Find the value of $(a+b)^3+(ab+2)^2$.
My approach
Let the roots be $p,q,r$
So
$$p<1$$
$$1<q<4$$
$$r>4$$
$$p+q+r = 2k$$
$$pq+qr+rp = -4k$$
$$pqr = -k^2$$
Let $f(x)=x^3-2kx^2-4kx+k^2$. From the information given, $f$ has three distinct real roots. Also based on the leading term, we know $f \to \infty$ as $x \to \infty$ and $f \to -\infty$ as $x \to -\infty$.

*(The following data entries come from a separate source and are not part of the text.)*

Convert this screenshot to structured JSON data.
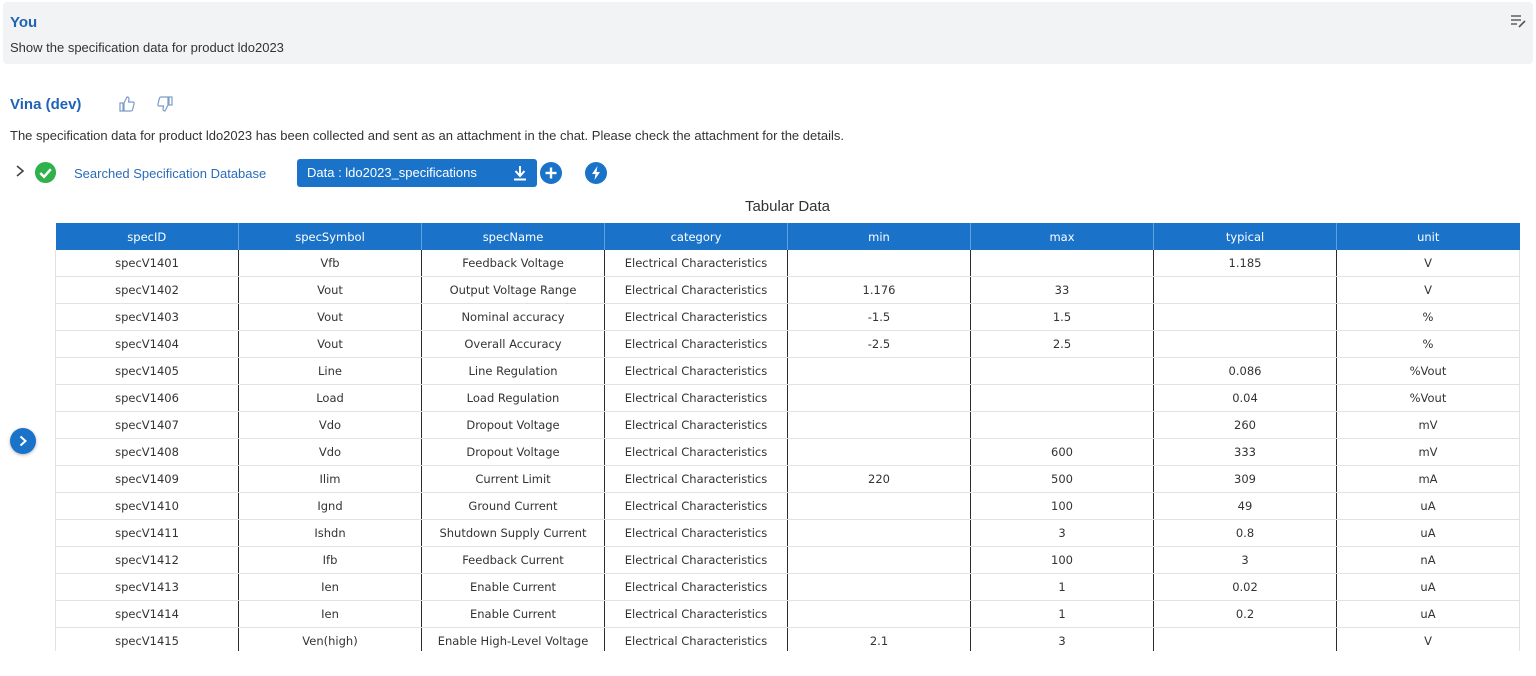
{
  "user": {
    "name": "You",
    "message": "Show the specification data for product ldo2023"
  },
  "bot": {
    "name": "Vina (dev)",
    "message": "The specification data for product ldo2023 has been collected and sent as an attachment in the chat. Please check the attachment for the details.",
    "tool_label": "Searched Specification Database",
    "data_button": "Data : ldo2023_specifications"
  },
  "icons": {
    "edit": "edit-icon",
    "thumbs_up": "thumbs-up-icon",
    "thumbs_down": "thumbs-down-icon",
    "check": "check-circle-icon",
    "download": "download-icon",
    "add": "plus-circle-icon",
    "lightning": "lightning-icon",
    "expand": "chevron-right-icon"
  },
  "colors": {
    "accent": "#1a73c9",
    "name": "#1f63b5",
    "success": "#2fb14b",
    "user_bg": "#f2f3f5"
  },
  "table": {
    "title": "Tabular Data",
    "columns": [
      "specID",
      "specSymbol",
      "specName",
      "category",
      "min",
      "max",
      "typical",
      "unit"
    ],
    "rows": [
      [
        "specV1401",
        "Vfb",
        "Feedback Voltage",
        "Electrical Characteristics",
        "",
        "",
        "1.185",
        "V"
      ],
      [
        "specV1402",
        "Vout",
        "Output Voltage Range",
        "Electrical Characteristics",
        "1.176",
        "33",
        "",
        "V"
      ],
      [
        "specV1403",
        "Vout",
        "Nominal accuracy",
        "Electrical Characteristics",
        "-1.5",
        "1.5",
        "",
        "%"
      ],
      [
        "specV1404",
        "Vout",
        "Overall Accuracy",
        "Electrical Characteristics",
        "-2.5",
        "2.5",
        "",
        "%"
      ],
      [
        "specV1405",
        "Line",
        "Line Regulation",
        "Electrical Characteristics",
        "",
        "",
        "0.086",
        "%Vout"
      ],
      [
        "specV1406",
        "Load",
        "Load Regulation",
        "Electrical Characteristics",
        "",
        "",
        "0.04",
        "%Vout"
      ],
      [
        "specV1407",
        "Vdo",
        "Dropout Voltage",
        "Electrical Characteristics",
        "",
        "",
        "260",
        "mV"
      ],
      [
        "specV1408",
        "Vdo",
        "Dropout Voltage",
        "Electrical Characteristics",
        "",
        "600",
        "333",
        "mV"
      ],
      [
        "specV1409",
        "Ilim",
        "Current Limit",
        "Electrical Characteristics",
        "220",
        "500",
        "309",
        "mA"
      ],
      [
        "specV1410",
        "Ignd",
        "Ground Current",
        "Electrical Characteristics",
        "",
        "100",
        "49",
        "uA"
      ],
      [
        "specV1411",
        "Ishdn",
        "Shutdown Supply Current",
        "Electrical Characteristics",
        "",
        "3",
        "0.8",
        "uA"
      ],
      [
        "specV1412",
        "Ifb",
        "Feedback Current",
        "Electrical Characteristics",
        "",
        "100",
        "3",
        "nA"
      ],
      [
        "specV1413",
        "Ien",
        "Enable Current",
        "Electrical Characteristics",
        "",
        "1",
        "0.02",
        "uA"
      ],
      [
        "specV1414",
        "Ien",
        "Enable Current",
        "Electrical Characteristics",
        "",
        "1",
        "0.2",
        "uA"
      ],
      [
        "specV1415",
        "Ven(high)",
        "Enable High-Level Voltage",
        "Electrical Characteristics",
        "2.1",
        "3",
        "",
        "V"
      ]
    ]
  }
}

For a root to be less than $1$, we should have $f(1) >0$. Likewise $f(4)<0$. This gives us \begin{align*} k^2-6k+1 & > 0\\ k^2-48k+64 & < 0 \end{align*} The first inequality gives $k \in (-\infty, 3-2\sqrt{2}) \cup (3+2\sqrt{2}, \infty)$. The second inequality gives $k \in (24-16\sqrt{2}, \,\, 24+16\sqrt{2})$. The intersection of these intervals gives $$k \in (3+2\sqrt{2}, \,\, 24+16\sqrt{2})=(3+\sqrt{8}, \,\, 8(3+\sqrt{8})).$$ Thus $a=3,b=8$.
Note: I think there is a possible typo in your question. It should be $k\in(a+\sqrt{b}, b(a+\color{red}{\sqrt{8}}))$